Figuring he would not be able to make a living as writer, and not good enough at basketball, he decided to become a doctor. He studied anthropology at Harvard College, and later graduated from Harvard Medical School. During medical school, he turned out books under pseudonyms. (One that the tall author used was Jeffrey Hudson, a 17th-century dwarf in the court of King Charles II of England.) He had modest success with his writing and decided to pursue it.

His first hit, "The Andromeda Strain," was written while he was still in medical school and quickly caught on upon its 1969 release.

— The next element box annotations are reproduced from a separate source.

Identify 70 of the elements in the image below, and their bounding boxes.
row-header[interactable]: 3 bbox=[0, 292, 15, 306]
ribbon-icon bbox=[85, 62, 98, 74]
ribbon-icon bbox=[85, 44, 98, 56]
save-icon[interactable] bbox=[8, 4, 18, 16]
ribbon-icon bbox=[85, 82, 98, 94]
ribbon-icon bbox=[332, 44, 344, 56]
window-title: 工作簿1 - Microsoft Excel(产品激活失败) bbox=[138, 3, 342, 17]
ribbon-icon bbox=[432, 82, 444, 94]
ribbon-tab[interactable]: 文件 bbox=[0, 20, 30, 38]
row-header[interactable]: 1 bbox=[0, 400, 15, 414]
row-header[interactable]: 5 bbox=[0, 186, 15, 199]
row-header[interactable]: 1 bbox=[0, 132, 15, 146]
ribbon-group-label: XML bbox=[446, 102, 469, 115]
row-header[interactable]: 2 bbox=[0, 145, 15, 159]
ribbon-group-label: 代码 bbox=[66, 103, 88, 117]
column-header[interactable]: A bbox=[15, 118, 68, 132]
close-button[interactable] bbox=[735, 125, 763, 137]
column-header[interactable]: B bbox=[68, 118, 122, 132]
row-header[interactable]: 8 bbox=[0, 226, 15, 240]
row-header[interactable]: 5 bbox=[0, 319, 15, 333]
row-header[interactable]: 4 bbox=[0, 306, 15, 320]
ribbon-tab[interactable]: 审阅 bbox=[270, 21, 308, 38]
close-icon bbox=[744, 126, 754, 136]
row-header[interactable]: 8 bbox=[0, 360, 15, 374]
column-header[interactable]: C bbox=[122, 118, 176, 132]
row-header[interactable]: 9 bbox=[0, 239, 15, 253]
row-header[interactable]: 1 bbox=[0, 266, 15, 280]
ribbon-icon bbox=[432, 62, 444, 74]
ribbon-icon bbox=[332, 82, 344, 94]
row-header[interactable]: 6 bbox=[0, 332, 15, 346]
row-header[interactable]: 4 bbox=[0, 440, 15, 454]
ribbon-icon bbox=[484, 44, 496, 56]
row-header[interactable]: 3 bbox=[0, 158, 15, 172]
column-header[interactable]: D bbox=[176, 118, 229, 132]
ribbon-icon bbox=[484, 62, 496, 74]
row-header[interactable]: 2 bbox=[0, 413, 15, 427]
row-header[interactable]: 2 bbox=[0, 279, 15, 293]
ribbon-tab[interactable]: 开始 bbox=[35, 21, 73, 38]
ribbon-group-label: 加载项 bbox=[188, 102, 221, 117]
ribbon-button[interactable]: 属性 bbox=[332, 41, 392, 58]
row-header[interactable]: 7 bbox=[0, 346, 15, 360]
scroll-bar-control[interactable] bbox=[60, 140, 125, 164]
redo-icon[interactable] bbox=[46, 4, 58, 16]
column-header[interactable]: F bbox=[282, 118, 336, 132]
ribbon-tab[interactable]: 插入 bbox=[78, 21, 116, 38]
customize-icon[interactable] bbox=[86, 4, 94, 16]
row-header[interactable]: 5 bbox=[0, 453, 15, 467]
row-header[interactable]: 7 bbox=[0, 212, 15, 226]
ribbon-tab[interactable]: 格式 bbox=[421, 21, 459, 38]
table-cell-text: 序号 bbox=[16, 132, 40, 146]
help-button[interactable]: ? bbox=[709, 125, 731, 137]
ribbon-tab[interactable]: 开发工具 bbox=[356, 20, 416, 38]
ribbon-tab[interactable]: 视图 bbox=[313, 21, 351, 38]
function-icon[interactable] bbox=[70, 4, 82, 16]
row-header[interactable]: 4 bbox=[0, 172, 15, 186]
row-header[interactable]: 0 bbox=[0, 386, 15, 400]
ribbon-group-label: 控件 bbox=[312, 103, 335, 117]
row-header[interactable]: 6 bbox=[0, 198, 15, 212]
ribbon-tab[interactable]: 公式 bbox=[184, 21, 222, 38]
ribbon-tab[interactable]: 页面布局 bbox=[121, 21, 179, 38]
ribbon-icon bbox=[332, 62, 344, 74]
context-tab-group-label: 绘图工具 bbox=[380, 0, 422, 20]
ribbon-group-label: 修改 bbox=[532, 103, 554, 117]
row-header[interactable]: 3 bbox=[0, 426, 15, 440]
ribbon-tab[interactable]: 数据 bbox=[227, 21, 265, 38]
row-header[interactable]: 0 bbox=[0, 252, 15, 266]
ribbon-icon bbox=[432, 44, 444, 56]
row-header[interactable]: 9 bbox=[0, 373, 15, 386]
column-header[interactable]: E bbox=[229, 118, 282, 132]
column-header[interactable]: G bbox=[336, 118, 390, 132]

It was a featured selection of the Book-of-the-Month Club and was sold to Universal in Hollywood for $250,000.

"A few of the teachers feel I'm wasting my time, and that in some ways I have wasted theirs," he told The New York Times in 1969. "When I asked for a couple of days off to go to California about a movie sale, that raised an eyebrow."

His books seemed designed to provoke debate, whether the theories of quantum physics in "Timeline," the reverse sexual discrimination of "Disclosure" or the spectre of Japanese eminence in "Rising Sun."

"The initial response from the (Japanese) establishment was, 'You're a racist,'" he told the AP. "So then, because I'm always trying to deal with data, I went on a tour talking about it and gave a very careful argument, and their response came back, 'Well you say that but we know you're a racist.'"

Crichton had a rigid work schedule: rising before dawn and writing from about 6 a.m. to around 3 p.m., breaking only for lunch. He enjoyed being one of the few novelists recognized in public, but he also felt limited by fame.

"Of course, the celebrity is nice. But when I go do research, it's much more difficult now. The kind of freedom I had 10 years ago is gone," he told the AP. "You have to have good table manners; you can't have spaghetti hanging out of your mouth at a restaurant."

Crichton was married five times and had one child. A private funeral is planned.

___

Associated Press writer Colleen Long in New York contributed to this story.